Un équilibre à trouver entre vitesse et taux de meurtrissures
Ainsi, lors d’un essai réalisé en juin 2017 à Lanxade, des passages d’Eclairvale ont été réalisés dans un verger de pomme Ariane au stade 35 mm, à trois vitesses différentes. Plus la vitesse est élevée, plus la part de corymbes à 1 ou 2 fruits est importante : de 61 % de corymbes à 1 ou 2 fruits dans le témoin non éclairci, cette part passe à 67 % après passage d’Eclairvale à 1,5 km/h, à 77 % à 2 km/h et à 89 % à 3 km/h. Mais alors que 95,5 % des fruits sont exempts de meurtrissures dans le témoin, ils ne sont plus que 94 % après passage d’Eclairvale à 1,5 km/h, 89 % à 2 km/h et 75,5 % à 3 km/h. L’équilibre doit donc être trouvé entre efficacité d’éclaircissage et nombre de meurtrissures sur les fruits. Sur les nouvelles versions d’Eclairvale, de nouvelles tiges ont fait leur apparition. Enrobées d’une gaine protectrice, elles doivent permettre de diminuer le nombre de meurtrissures. Trois versions différentes de tiges existent en fonction de l’espèce fruitière : pomme/poire, abricot/prune et pêche/nectarine. « Un point-clé de l’utilisation de cet outil est le stade auquel on intervient, prévient Laurent Roche. Chaque espèce et chaque variété ont un stade d’intervention propice. » Ainsi, les essais d’expérimentation et les retours d’utilisation des producteurs utilisateurs de la machine (voir l’avis de producteur) ont montré que pour Ariane sur fruits, le stade optimal d’intervention est de 35 mm. « Sur Gala, on n’a des bons résultats que si l’on intervient à 44-45 mm », expose Laurent Roche. Dans les vergers Riou dans le Gard, l’outil est passé sur abricotier et prunier sur fleurs soit à la fin du stade C jusqu’au stade E, ou au stade petits fruits entre 7 et 20 mm environ. Chez Denis Extrait, il a été passé sur abricots jusqu’à trois fois selon les variétés, du stade boutons blancs jusqu’au stade petits fruits d’environ 20 mm.
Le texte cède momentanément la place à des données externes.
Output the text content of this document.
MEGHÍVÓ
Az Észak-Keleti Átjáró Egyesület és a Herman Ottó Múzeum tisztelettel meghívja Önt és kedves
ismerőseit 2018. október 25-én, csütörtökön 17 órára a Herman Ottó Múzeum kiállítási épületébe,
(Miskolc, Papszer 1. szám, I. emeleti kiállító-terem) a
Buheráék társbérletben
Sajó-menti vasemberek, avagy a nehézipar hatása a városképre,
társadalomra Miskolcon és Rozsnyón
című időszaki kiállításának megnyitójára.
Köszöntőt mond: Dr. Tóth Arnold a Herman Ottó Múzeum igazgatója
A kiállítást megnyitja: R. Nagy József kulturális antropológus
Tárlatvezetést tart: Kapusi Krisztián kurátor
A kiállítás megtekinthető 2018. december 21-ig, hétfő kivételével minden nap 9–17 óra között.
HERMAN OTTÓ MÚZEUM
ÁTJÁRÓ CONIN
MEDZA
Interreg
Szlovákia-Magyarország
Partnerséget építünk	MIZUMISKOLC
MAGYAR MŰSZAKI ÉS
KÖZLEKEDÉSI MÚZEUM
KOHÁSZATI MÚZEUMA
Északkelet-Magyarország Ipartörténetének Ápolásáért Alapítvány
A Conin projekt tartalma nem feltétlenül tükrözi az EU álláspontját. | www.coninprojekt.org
Une influence positive sur le calibre
L’Eclairvale ne peut pas tout faire. L’outil doit être intégré dans une stratégie globale d’éclaircissage pour optimiser les résultats. Les essais 2017 du Ctifl ont comparé les effets de plusieurs stratégies sur la production par arbre et à l’hectare, le nombre de fruits par arbre, le poids des fruits, la coloration et les meurtrissures, sur Buckeye® Gala Simmonscov. (voir encadré). Concernant la productivité, les modalités 3 (Darwin + chimique + manuel) et 5 (Eclairvale + manuel 1) ont montré de moins bons résultats : 55 t/ha - 19 kg/arbre pour la première et 60 t/ha - 21 kg/arbre pour la seconde. Les quatre autres modalités (1,2,4 et 6) ont affiché des productivités équivalentes, de l’ordre de 70 t/ha et 25 kg/arbre. La modalité 1 (chimique) se détache pour le nombre de fruits par arbre (233), tandis que les modalités 2 (chimique + manuel), 4 (Darwin + Eclairvale) et 6 (Eclairvale + manuel) donnent des résultats équivalents, entre 172 et 176 fruits/arbre. Si l’on considère le poids des fruits, « Eclairvale a une incidence positive sur le calibre », note Laurent Roche. Toutes les modalités qui intègrent une intervention de l’outil donnent plus de 80 % de fruits d’un poids compris entre 135 et 200 g. La modalité 3 (Darwin + chimique + manuel) est celle qui donne le plus de gros fruits (24 % de fruits supérieurs à 200 g), tandis que la modalité 1 (chimique) affiche le plus grand nombre de petits fruits (23 % de fruits entre 85 et 135 g).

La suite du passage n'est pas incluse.